What Are Real Assets?
Real assets are tangible investments that have intrinsic value due to their substance and physical properties. These assets span a wide range, including precious metals, commodities, real estate, land, equipment, and natural resources. They are an essential component of diversified portfolios because they typically have a low correlation with financial assets like stocks and bonds.
Key Takeaways
- A real asset is a tangible investment inherently valuable due to its physical characteristics.
- Types of real assets include commodities, real estate, equipment, and natural resources.
- Real assets offer portfolio diversification by often moving opposite to financial assets like stocks or bonds.
- Typically, real assets are more stable but less liquid than financial assets.
Understanding Real Assets
Assets can be categorized into real, financial, or intangible. Any item that can be exchanged for cash is considered an asset. Intangible assets like patents, copyrights, and brand reputation are non-physical yet valuable. Financial assets include liquid properties like stocks, bonds, and mutual funds. Real assets, often termed as non-securities, are physical and their value is derived from their tangible qualities such as gold, oil, machinery, or buildings.
Special Considerations
Financial and real assets are sometimes referred to collectively as tangible assets. Tax-wise, the IRS requires different reporting for intangible and tangible assets but groups real and financial assets under the tangible asset umbrella.

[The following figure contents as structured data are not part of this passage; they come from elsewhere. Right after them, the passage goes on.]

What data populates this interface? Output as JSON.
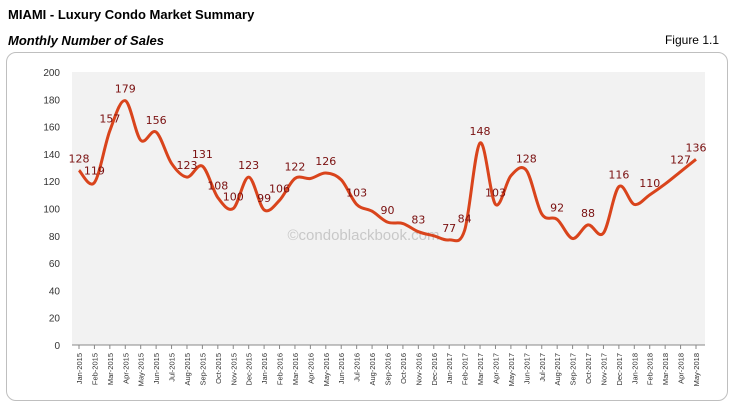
{
  "header": {
    "title": "MIAMI - Luxury Condo Market Summary",
    "subtitle": "Monthly Number of Sales",
    "figure": "Figure 1.1"
  },
  "watermark": "©condoblackbook.com",
  "chart_data": {
    "type": "line",
    "title": "Monthly Number of Sales",
    "xlabel": "",
    "ylabel": "",
    "ylim": [
      0,
      200
    ],
    "yticks": [
      "0",
      "20",
      "40",
      "60",
      "80",
      "100",
      "120",
      "140",
      "160",
      "180",
      "200"
    ],
    "grid": false,
    "line_color": "#d9441c",
    "label_color": "#7a1010",
    "categories": [
      "Jan-2015",
      "Feb-2015",
      "Mar-2015",
      "Apr-2015",
      "May-2015",
      "Jun-2015",
      "Jul-2015",
      "Aug-2015",
      "Sep-2015",
      "Oct-2015",
      "Nov-2015",
      "Dec-2015",
      "Jan-2016",
      "Feb-2016",
      "Mar-2016",
      "Apr-2016",
      "May-2016",
      "Jun-2016",
      "Jul-2016",
      "Aug-2016",
      "Sep-2016",
      "Oct-2016",
      "Nov-2016",
      "Dec-2016",
      "Jan-2017",
      "Feb-2017",
      "Mar-2017",
      "Apr-2017",
      "May-2017",
      "Jun-2017",
      "Jul-2017",
      "Aug-2017",
      "Sep-2017",
      "Oct-2017",
      "Nov-2017",
      "Dec-2017",
      "Jan-2018",
      "Feb-2018",
      "Mar-2018",
      "Apr-2018",
      "May-2018"
    ],
    "values": [
      128,
      119,
      157,
      179,
      150,
      156,
      133,
      123,
      131,
      108,
      100,
      123,
      99,
      106,
      122,
      122,
      126,
      121,
      103,
      98,
      90,
      89,
      83,
      80,
      77,
      84,
      148,
      103,
      124,
      128,
      96,
      92,
      78,
      88,
      82,
      116,
      103,
      110,
      118,
      127,
      136
    ],
    "data_labels": [
      {
        "month": "Jan-2015",
        "text": "128"
      },
      {
        "month": "Feb-2015",
        "text": "119"
      },
      {
        "month": "Mar-2015",
        "text": "157"
      },
      {
        "month": "Apr-2015",
        "text": "179"
      },
      {
        "month": "Jun-2015",
        "text": "156"
      },
      {
        "month": "Aug-2015",
        "text": "123"
      },
      {
        "month": "Sep-2015",
        "text": "131"
      },
      {
        "month": "Oct-2015",
        "text": "108"
      },
      {
        "month": "Nov-2015",
        "text": "100"
      },
      {
        "month": "Dec-2015",
        "text": "123"
      },
      {
        "month": "Jan-2016",
        "text": "99"
      },
      {
        "month": "Feb-2016",
        "text": "106"
      },
      {
        "month": "Mar-2016",
        "text": "122"
      },
      {
        "month": "May-2016",
        "text": "126"
      },
      {
        "month": "Jul-2016",
        "text": "103"
      },
      {
        "month": "Sep-2016",
        "text": "90"
      },
      {
        "month": "Nov-2016",
        "text": "83"
      },
      {
        "month": "Jan-2017",
        "text": "77"
      },
      {
        "month": "Feb-2017",
        "text": "84"
      },
      {
        "month": "Mar-2017",
        "text": "148"
      },
      {
        "month": "Apr-2017",
        "text": "103"
      },
      {
        "month": "Jun-2017",
        "text": "128"
      },
      {
        "month": "Aug-2017",
        "text": "92"
      },
      {
        "month": "Oct-2017",
        "text": "88"
      },
      {
        "month": "Dec-2017",
        "text": "116"
      },
      {
        "month": "Feb-2018",
        "text": "110"
      },
      {
        "month": "Apr-2018",
        "text": "127"
      },
      {
        "month": "May-2018",
        "text": "136"
      }
    ]
  }
}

For instance, a business might own cars, factories, and equipment as real assets, trademarks and copyrights as intangible assets, and shares in a sister company as financial assets.
Real Assets vs. Financial Assets
Though both categorized as tangible, real assets differ from financial assets in that they have intrinsic value, whereas financial assets derive value from a contractual claim on underlying real or intangible assets. Commodities and property are definitive real assets, while ETFs and REITs are financial assets whose value depends on the underlying real assets.
For example, ETFs investing in companies that utilize or mine real assets or track the price movement of specific real assets, such as gold or silver bullion whose foremost ETFs are physically backed.
Advantages and Disadvantages of Real Assets
Real assets typically provide stability and an inflation hedge, outperforming financial assets during inflationary periods. For example, the 2017 report by certain asset management firms valued global real asset equities at $5.6 trillion, with real estate, natural resources, and infrastructure making up significant portions. Real assets often generate steady income streams from projects like real estate or energy servicing. However, they also present drawbacks like lower liquidity, higher transaction fees, and carrying costs like storage fees for physical gold bullion.
Pros
- Portfolio diversification
- Inflation hedge
- Steady income stream
Cons
- Illiquidity
- Storage and transport costs
Related Terms: tangible assets, intangible assets, financial assets, commodities, portfolio diversification, inflation.